Meet the Psychedelic Boom’s First Responders

That first year, Fireside trained more than 100 volunteers and conducted some 2,550 conversations with callers—including Greenberg. Within months of reaching Jasmine, he had walked away from his job (and psychedelically high salary) to focus on work “that adds value to the universe.” Eventually he got on the phone with Fireside again—this time not to ask for help but to offer it. By the time we spoke, he’d donated $100,000 and was poised to start as the organization’s CTO, working for free.

There’s a fairly obvious point I should make, maybe one that sometimes gets lost: While exceedingly rare, psychedelics can cause serious harm. A family history of mental illness can propel someone into a psychotic episode. And the symptoms of a trip can potentially obscure a simultaneous medical crisis. A 2022 lawsuit found MAPS partially responsible for the death of Baylee Gatlin, who received care from Zendo volunteers at a music festival in 2017 and later died from organ failure and heat stroke.

“What this movement is doing is absolutely helpful for many people,” says Charles Nemeroff, codirector of the Center for Psychedelic Research & Therapy at Dell Medical School at the University of Texas at Austin. But while the “vast number of case reports would suggest that these substances are relatively safe,” he adds, we’re still in the data-gathering phase.

For her part, O’Donnell calls the harm-reduction approach “incredibly valuable.” She also cautions that a single session with even a well-trained trip­sitter won’t necessarily be enough for someone whose past trauma is suddenly surfacing, or who is other­wise having a deeply disturbing experience.

The stakes, Nemeroff notes, are even higher than any one individual’s well-being. “What none of us want to have happen is that the unregulated use of psychedelics lead to tragedies, which then will result in a backlash,” he says. “It’s been so long since we’ve been able to actually study psychedelics.”

For now, there seems little danger of reversing our interest in psychedelics. Sara Gael, a harm reduction officer at MAPS, describes a societal inflection point behind the current psychedelic renaissance. As waves of dysfunction—economic despair, climate change, white supremacy—have surfaced in recent years, people have increasingly looked to these substances to turn the prism on their worlds.

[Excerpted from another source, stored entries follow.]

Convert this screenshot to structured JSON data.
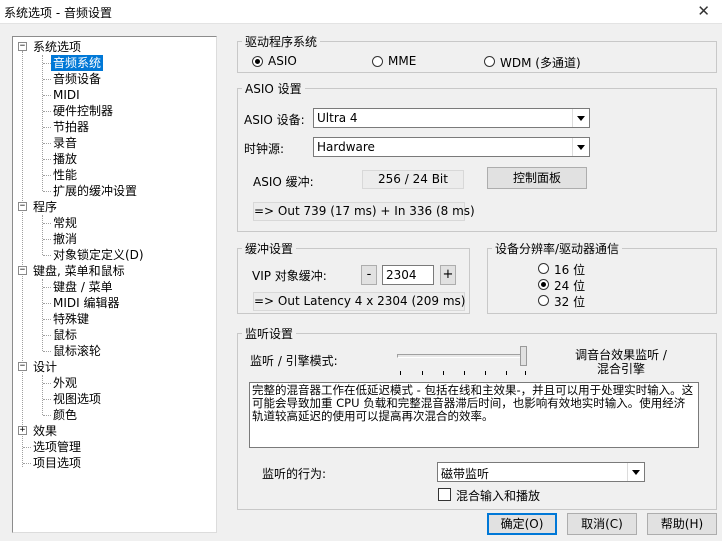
{
  "window": {
    "title": "系统选项 - 音频设置",
    "close_glyph": "✕"
  },
  "tree": {
    "collapse_glyph": "−",
    "expand_glyph": "+",
    "items": [
      {
        "label": "系统选项"
      },
      {
        "label": "音频系统"
      },
      {
        "label": "音频设备"
      },
      {
        "label": "MIDI"
      },
      {
        "label": "硬件控制器"
      },
      {
        "label": "节拍器"
      },
      {
        "label": "录音"
      },
      {
        "label": "播放"
      },
      {
        "label": "性能"
      },
      {
        "label": "扩展的缓冲设置"
      },
      {
        "label": "程序"
      },
      {
        "label": "常规"
      },
      {
        "label": "撤消"
      },
      {
        "label": "对象锁定定义(D)"
      },
      {
        "label": "键盘, 菜单和鼠标"
      },
      {
        "label": "键盘 / 菜单"
      },
      {
        "label": "MIDI 编辑器"
      },
      {
        "label": "特殊键"
      },
      {
        "label": "鼠标"
      },
      {
        "label": "鼠标滚轮"
      },
      {
        "label": "设计"
      },
      {
        "label": "外观"
      },
      {
        "label": "视图选项"
      },
      {
        "label": "颜色"
      },
      {
        "label": "效果"
      },
      {
        "label": "选项管理"
      },
      {
        "label": "项目选项"
      }
    ]
  },
  "driver": {
    "legend": "驱动程序系统",
    "options": [
      "ASIO",
      "MME",
      "WDM (多通道)"
    ],
    "selected": "ASIO"
  },
  "asio": {
    "legend": "ASIO 设置",
    "device_label": "ASIO 设备:",
    "device_value": "Ultra 4",
    "clock_label": "时钟源:",
    "clock_value": "Hardware",
    "buffer_label": "ASIO 缓冲:",
    "buffer_value": "256 / 24 Bit",
    "control_panel_label": "控制面板",
    "latency": "=> Out 739 (17 ms) + In 336 (8 ms)"
  },
  "buffer": {
    "legend": "缓冲设置",
    "vip_label": "VIP 对象缓冲:",
    "minus": "-",
    "value": "2304",
    "plus": "+",
    "latency": "=> Out Latency 4 x 2304 (209 ms)"
  },
  "resolution": {
    "legend": "设备分辨率/驱动器通信",
    "options": [
      "16 位",
      "24 位",
      "32 位"
    ],
    "selected": "24 位"
  },
  "monitor": {
    "legend": "监听设置",
    "mode_label": "监听 / 引擎模式:",
    "right_label_1": "调音台效果监听 /",
    "right_label_2": "混合引擎",
    "slider_value": 1.0,
    "description": "完整的混音器工作在低延迟模式 - 包括在线和主效果-，并且可以用于处理实时输入。这可能会导致加重 CPU 负载和完整混音器滞后时间，也影响有效地实时输入。使用经济轨道较高延迟的使用可以提高再次混合的效率。",
    "behavior_label": "监听的行为:",
    "behavior_value": "磁带监听",
    "mix_label": "混合输入和播放",
    "mix_checked": false
  },
  "buttons": {
    "ok": "确定(O)",
    "cancel": "取消(C)",
    "help": "帮助(H)"
  }
}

All of this makes me wonder about the real essence of the psychedelic peer support movement. It is, of course, a movement specific to these substances, rooted in a specific context: a time when drug policy remains insistently retrograde and official support systems have crumbled. But maybe it’s also more than that.

Jail, Thorazine, Wavy Gravy, Zendo: As nodes on an arc, these represent a decades-long, mostly underground evolution in how we understand a very particular species of psychic distress, but also in how we help one another at a more general level.

Pires told me that the principles behind contemporary psychedelic peer support apply to regular life too—she uses some of those same skills with her kids. Slow down. Offer calm. Let feelings arise. Maybe good tripsitting isn’t all that different from being a good partner, a good friend, a good relative. And maybe one day we’ll look back and be struck by this era—not so much by our growing interest in these substances, but our shifting understanding of ourselves in their midst.